Arquitectura Islámica en Andalucía
Marianne Barrucand
Achim Bednorz
Pág. 92 y ss.
Interior mezquita
La mezquita de Almonaster proviene del siglo X, es una construcción irregular hecha de ladrillo y piedra cantera sobre una planta trapezoide, cuya forma probablemente haya estado determinada por el declive del terreno.
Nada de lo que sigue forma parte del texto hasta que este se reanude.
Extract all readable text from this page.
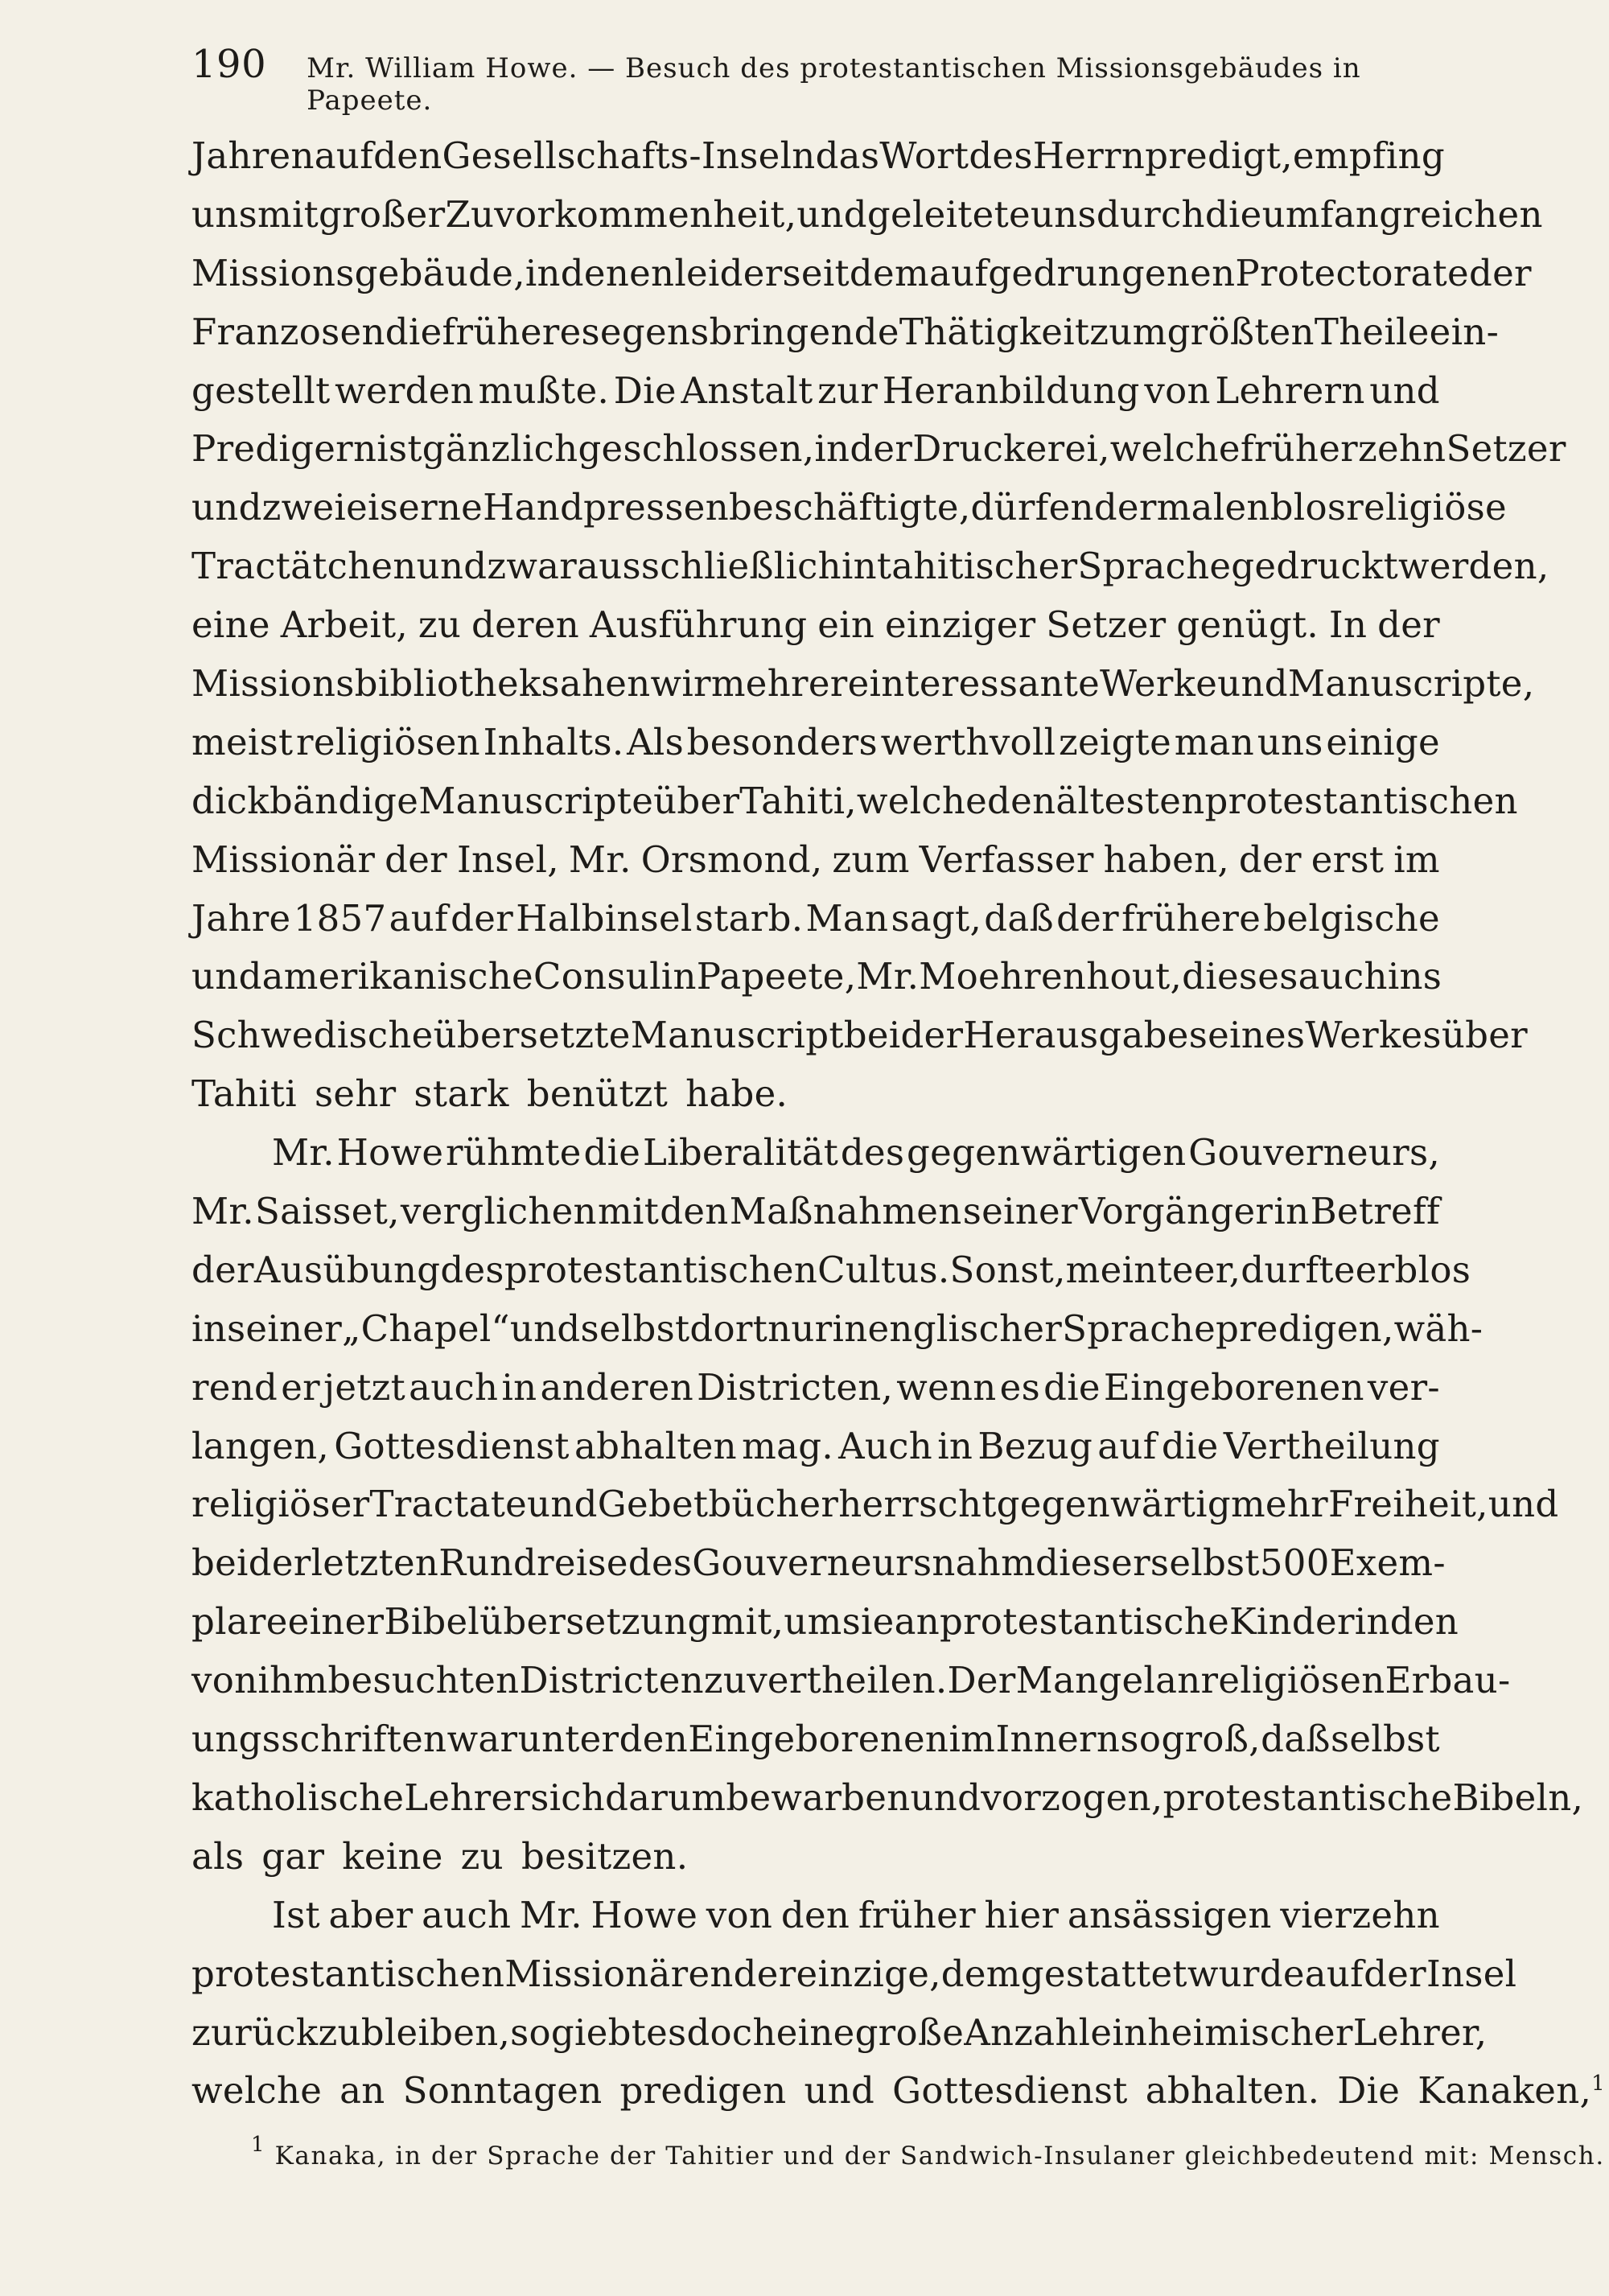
190 Mr. William Howe. — Besuch des protestantischen Missionsgebäudes in Papeete.
Jahren auf den Gesellschafts-Inseln das Wort des Herrn predigt, empfing
uns mit großer Zuvorkommenheit, und geleitete uns durch die umfangreichen
Missionsgebäude, in denen leider seit dem aufgedrungenen Protectorate der
Franzosen die frühere segensbringende Thätigkeit zum größten Theile ein-
gestellt werden mußte. Die Anstalt zur Heranbildung von Lehrern und
Predigern ist gänzlich geschlossen, in der Druckerei, welche früher zehn Setzer
und zwei eiserne Handpressen beschäftigte, dürfen dermalen blos religiöse
Tractätchen und zwar ausschließlich in tahitischer Sprache gedruckt werden,
eine Arbeit, zu deren Ausführung ein einziger Setzer genügt. In der
Missionsbibliothek sahen wir mehrere interessante Werke und Manuscripte,
meist religiösen Inhalts. Als besonders werthvoll zeigte man uns einige
dickbändige Manuscripte über Tahiti, welche den ältesten protestantischen
Missionär der Insel, Mr. Orsmond, zum Verfasser haben, der erst im
Jahre 1857 auf der Halbinsel starb. Man sagt, daß der frühere belgische
und amerikanische Consul in Papeete, Mr. Moehrenhout, dieses auch ins
Schwedische übersetzte Manuscript bei der Herausgabe seines Werkes über
Tahiti sehr stark benützt habe.
Mr. Howe rühmte die Liberalität des gegenwärtigen Gouverneurs,
Mr. Saisset, verglichen mit den Maßnahmen seiner Vorgänger in Betreff
der Ausübung des protestantischen Cultus. Sonst, meinte er, durfte er blos
in seiner „Chapel“ und selbst dort nur in englischer Sprache predigen, wäh-
rend er jetzt auch in anderen Districten, wenn es die Eingeborenen ver-
langen, Gottesdienst abhalten mag. Auch in Bezug auf die Vertheilung
religiöser Tractate und Gebetbücher herrscht gegenwärtig mehr Freiheit, und
bei der letzten Rundreise des Gouverneurs nahm dieser selbst 500 Exem-
plare einer Bibelübersetzung mit, um sie an protestantische Kinder in den
von ihm besuchten Districten zu vertheilen. Der Mangel an religiösen Erbau-
ungsschriften war unter den Eingeborenen im Innern so groß, daß selbst
katholische Lehrer sich darum bewarben und vorzogen, protestantische Bibeln,
als gar keine zu besitzen.
Ist aber auch Mr. Howe von den früher hier ansässigen vierzehn
protestantischen Missionären der einzige, dem gestattet wurde auf der Insel
zurückzubleiben, so giebt es doch eine große Anzahl einheimischer Lehrer,
welche an Sonntagen predigen und Gottesdienst abhalten. Die Kanaken,$^1$
$^1$ Kanaka, in der Sprache der Tahitier und der Sandwich-Insulaner gleichbedeutend mit: Mensch.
La sala de oración tiene cinco naves, cuyas arcadas, al igual que la de Córdoba, corren transversales a la qibla.
La nave central es más ancha que las dos siguientes, que a su vez son más anchas que las dos exteriores. Los tramos del costado sur son más anchos que los otros; ello es una clara referencia al diseño de planta en T. El mihrâb ha perdido su revestimiento; es un nicho profundo de apariencia arcaica, hecho de ladrillo y piedra cantera. En las propias rocas se esculpió un diminuto patiecillo, que prolonga las dos naves occidentales. En la esquina noreste se halla una pila desporporcionadamente grande. Al norte, fuera de este conjunto arquitectónico y desviado al oeste del mihrâb, se encuentra un alminar cuadrado. Es probable que la mezquita sólo tuviera una entrada en el primer tramo norte de la nave central este. Su escasa luz se recibía del patio, la puerta y tres estrechas ventanillas o troneras, dos de ellas a la izquierda y a la derecha del mihrâb. En la sala de oración se descubrieron dieciséis sepulcros sin fecha.  Ya en la época cristiana, le fue agregada a la mezquita un ábside en el costado este, a continuación una sacristia y en el costado oeste un pórtico, con lo cual adquirió un eje central nuevo, correspondiente a la nueva religión. También se reconstruyeron la vieja puerta y el costado norte. De toda la edificación emana cierto encanto rústico. Su caracter arcaico puede provenir de haber sido constuida a principios del siglo IX, pero también se puede considerar como una solución provinciana al programa de edificaciones de la época de los califas. La jerarquización de la sala de oración parece apoyar más bien la segunda suposición.